The astonished speaker was 34-year-old Mark Girling. The irrelevant word was had with his neighbour the Hon Hugh Donovan, and it concerned parking in the haut-bourgeois enclave of Felden Street, Fulham.

As a consequence of this brief encounter Mr Girling's Porsche and Mr Girling's Range Rover were scratched or dented on many occasions over 13 months. Mystified as to who could be behind these attacks, Mr Girling eventually prevailed upon the local plod to mount a surveillance operation.

One night a video-camera caught the 63-year-old Hon barrister sneaking out under cover of darkness and vandalising his neighbour's expensive vehicles.

I call Mr Girling's surprise "naive", because it is all too obvious to me why one cross word might lead to someone assaulting his motors. In fact, many of us underachievers would need no cross words at all to want to express our dismay that a 34-year-old should be able to afford both a Porsche and a Range Rover.

Furthermore, a photograph of the Range Rover shows that Mr Girling has retained the infamous bull bars, increasing the likelihood that any accident involving a child (God forbid!) might be fatal. Frankly, most of us have some motive for running our Yales down Mr Girling's bodywork.

Mr Girling - doubtless a good and innocent man - may not have understood how his vehicular statements affect others. Surely, though, he must comprehend that to have a dispute with one's neighbours about parking - be it ne'er so minor - spells big, big trouble.

In my little London street we have historically been blessed with great parking. Many fellow residents are Liberal Democrats, and have tended to travel everywhere by bicycle. Others are young, and have had little need for a car. But just recently this has begun to change. Babies have been born in extraordinary numbers, and behind the stork comes the car. Those with none, get one. Those with one, get another for the nanny. A street in which each of us has grown accustomed to parking outside our very own doors has become one in which such an outcome is statistically most unlikely.

None of this has broken out into feud - yet. True, we recently reported an old, dumped Honda with an out-of-date licence disc to the council, and made the mistake of boasting about our Straw-style communitarianism to our next-door neighbours. "It was ours", they confessed gloomily, "and we got a pounds 40 fine." Oh, how we laughed!

Having discussed this with friends, I feel sure that this is the coming issue - in towns, at any rate.
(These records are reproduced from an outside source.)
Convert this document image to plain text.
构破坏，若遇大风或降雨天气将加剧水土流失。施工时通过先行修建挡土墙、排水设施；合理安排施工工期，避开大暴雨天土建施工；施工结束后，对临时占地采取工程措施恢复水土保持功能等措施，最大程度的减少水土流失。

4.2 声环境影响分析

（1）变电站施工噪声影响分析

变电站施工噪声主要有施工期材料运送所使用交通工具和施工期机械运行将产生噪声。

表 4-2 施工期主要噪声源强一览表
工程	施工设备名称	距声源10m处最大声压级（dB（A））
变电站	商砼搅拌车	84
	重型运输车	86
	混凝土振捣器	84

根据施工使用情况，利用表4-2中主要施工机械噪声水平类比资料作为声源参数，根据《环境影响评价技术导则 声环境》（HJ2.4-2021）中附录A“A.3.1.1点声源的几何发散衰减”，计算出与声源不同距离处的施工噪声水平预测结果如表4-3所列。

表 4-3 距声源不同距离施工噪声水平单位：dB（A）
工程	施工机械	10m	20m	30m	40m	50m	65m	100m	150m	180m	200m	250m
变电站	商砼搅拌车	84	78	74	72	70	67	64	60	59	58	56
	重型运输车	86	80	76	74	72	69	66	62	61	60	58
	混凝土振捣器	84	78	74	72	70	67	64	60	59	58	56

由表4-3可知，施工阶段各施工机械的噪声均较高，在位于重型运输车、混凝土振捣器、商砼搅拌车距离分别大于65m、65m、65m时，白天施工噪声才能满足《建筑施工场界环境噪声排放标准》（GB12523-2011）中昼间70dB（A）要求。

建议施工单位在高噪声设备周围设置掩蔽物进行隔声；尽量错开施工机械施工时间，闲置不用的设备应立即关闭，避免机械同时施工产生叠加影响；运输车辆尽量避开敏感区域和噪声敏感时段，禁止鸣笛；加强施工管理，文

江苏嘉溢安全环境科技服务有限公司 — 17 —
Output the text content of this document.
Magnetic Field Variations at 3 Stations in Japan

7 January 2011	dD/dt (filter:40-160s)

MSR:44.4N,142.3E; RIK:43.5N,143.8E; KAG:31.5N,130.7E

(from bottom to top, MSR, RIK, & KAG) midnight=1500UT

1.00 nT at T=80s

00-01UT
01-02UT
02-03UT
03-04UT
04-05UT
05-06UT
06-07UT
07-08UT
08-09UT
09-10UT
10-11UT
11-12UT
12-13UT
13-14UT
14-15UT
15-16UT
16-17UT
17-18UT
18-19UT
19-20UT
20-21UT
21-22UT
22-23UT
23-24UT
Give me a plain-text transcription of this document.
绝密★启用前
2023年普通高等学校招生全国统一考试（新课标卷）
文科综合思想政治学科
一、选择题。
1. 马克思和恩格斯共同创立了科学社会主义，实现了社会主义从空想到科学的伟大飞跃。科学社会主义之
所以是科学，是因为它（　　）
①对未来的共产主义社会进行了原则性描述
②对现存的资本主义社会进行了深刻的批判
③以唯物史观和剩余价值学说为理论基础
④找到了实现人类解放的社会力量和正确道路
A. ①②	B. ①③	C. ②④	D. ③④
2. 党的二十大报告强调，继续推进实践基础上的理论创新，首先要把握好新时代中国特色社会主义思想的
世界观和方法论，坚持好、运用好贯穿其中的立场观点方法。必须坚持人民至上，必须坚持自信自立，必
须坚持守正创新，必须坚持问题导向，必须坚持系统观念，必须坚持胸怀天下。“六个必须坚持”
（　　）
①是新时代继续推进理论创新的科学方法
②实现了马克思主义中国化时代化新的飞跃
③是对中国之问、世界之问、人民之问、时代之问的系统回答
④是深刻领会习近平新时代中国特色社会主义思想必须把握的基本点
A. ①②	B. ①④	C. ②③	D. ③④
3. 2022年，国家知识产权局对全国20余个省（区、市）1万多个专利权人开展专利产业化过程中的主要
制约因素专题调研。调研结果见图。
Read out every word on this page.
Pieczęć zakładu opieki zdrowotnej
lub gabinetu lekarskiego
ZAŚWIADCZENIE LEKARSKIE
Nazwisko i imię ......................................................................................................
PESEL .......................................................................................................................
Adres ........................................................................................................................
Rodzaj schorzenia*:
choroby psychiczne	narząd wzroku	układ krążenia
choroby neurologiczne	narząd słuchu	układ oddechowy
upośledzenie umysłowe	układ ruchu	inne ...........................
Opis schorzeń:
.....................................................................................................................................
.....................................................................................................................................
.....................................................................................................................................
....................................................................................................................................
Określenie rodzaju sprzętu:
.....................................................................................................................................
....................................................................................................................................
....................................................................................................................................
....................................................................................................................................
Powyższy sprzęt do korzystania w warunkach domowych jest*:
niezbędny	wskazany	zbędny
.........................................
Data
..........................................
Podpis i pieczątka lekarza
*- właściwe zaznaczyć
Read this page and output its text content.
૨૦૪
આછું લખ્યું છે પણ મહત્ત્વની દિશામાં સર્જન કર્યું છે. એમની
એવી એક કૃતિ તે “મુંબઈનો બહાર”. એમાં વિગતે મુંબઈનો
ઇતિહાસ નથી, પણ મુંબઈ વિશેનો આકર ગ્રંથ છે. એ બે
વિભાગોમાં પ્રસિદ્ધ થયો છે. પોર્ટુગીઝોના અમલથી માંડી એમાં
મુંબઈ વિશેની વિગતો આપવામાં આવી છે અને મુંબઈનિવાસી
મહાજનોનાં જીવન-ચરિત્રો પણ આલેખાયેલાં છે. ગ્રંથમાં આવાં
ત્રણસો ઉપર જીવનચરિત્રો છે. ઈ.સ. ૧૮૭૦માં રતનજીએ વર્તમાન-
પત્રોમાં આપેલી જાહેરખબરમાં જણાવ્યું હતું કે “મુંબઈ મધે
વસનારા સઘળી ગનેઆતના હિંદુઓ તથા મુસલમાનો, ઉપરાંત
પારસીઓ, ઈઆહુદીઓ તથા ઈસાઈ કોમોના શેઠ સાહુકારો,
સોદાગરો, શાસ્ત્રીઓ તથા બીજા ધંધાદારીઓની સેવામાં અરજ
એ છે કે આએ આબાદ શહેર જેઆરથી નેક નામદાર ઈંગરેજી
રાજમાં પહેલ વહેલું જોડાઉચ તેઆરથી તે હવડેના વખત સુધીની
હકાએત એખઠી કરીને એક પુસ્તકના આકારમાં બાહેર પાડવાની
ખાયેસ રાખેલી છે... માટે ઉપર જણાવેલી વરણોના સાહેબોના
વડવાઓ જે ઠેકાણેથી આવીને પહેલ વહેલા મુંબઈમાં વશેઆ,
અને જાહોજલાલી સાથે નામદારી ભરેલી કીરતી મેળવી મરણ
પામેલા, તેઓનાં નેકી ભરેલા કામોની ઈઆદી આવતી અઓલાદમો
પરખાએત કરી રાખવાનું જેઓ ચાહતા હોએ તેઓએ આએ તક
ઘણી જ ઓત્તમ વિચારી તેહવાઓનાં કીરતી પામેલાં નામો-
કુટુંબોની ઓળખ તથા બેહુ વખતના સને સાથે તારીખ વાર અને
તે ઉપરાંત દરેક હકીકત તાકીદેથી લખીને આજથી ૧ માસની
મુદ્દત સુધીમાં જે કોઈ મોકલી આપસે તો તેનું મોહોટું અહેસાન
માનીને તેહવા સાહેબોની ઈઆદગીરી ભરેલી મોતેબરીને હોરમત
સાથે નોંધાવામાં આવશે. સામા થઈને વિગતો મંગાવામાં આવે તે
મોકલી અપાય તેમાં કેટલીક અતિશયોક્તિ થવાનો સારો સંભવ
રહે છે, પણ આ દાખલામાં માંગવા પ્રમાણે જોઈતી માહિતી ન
We all have the same symptoms: feelings of anger that people without children should park outside the houses of those with them; a tendency to repark one's car in a more favourable spot whenever the opportunity presents itself (I wait by the window for the sound of an engine); fury at being frozen out of the residents' parking areas of Chelsea, while no similar interdict applies to those few Chelsea motorists seeking to park in Kentish Town; the occasional foray to leave a tart, anonymous note on the windscreen of any car left parked across one's house for a whole weekend. Etcetera.

But where does this lead? Returning to Felden Street for a moment, one elderly resident was quoted as saying that the car-scratcher had "brought in the tactics of the council estate". Little did this woman know that a dispute about parking in a housing estate in Kemsley, Kent, recently climaxed in a pitched battle involving a shotgun and a baseball bat.

There is, of course, no legal entitlement to park outside - or in any proximity to - one's own home. The regulation of such social relations depends entirely on voluntary agreement between private citizens. In other words, there are no rules. What I may consider to be antisocial behaviour - forcing me to drag pounds 150-worth of Safeway shopping plus three screaming kids across a dog-turd-decorated street - may seem utterly reasonable to my hard-working neighbour.

It is in precisely these circumstances that respectable lawyers (or journalists for that matter) haunt the streets at night, screw-driver or paint-stripper in hand.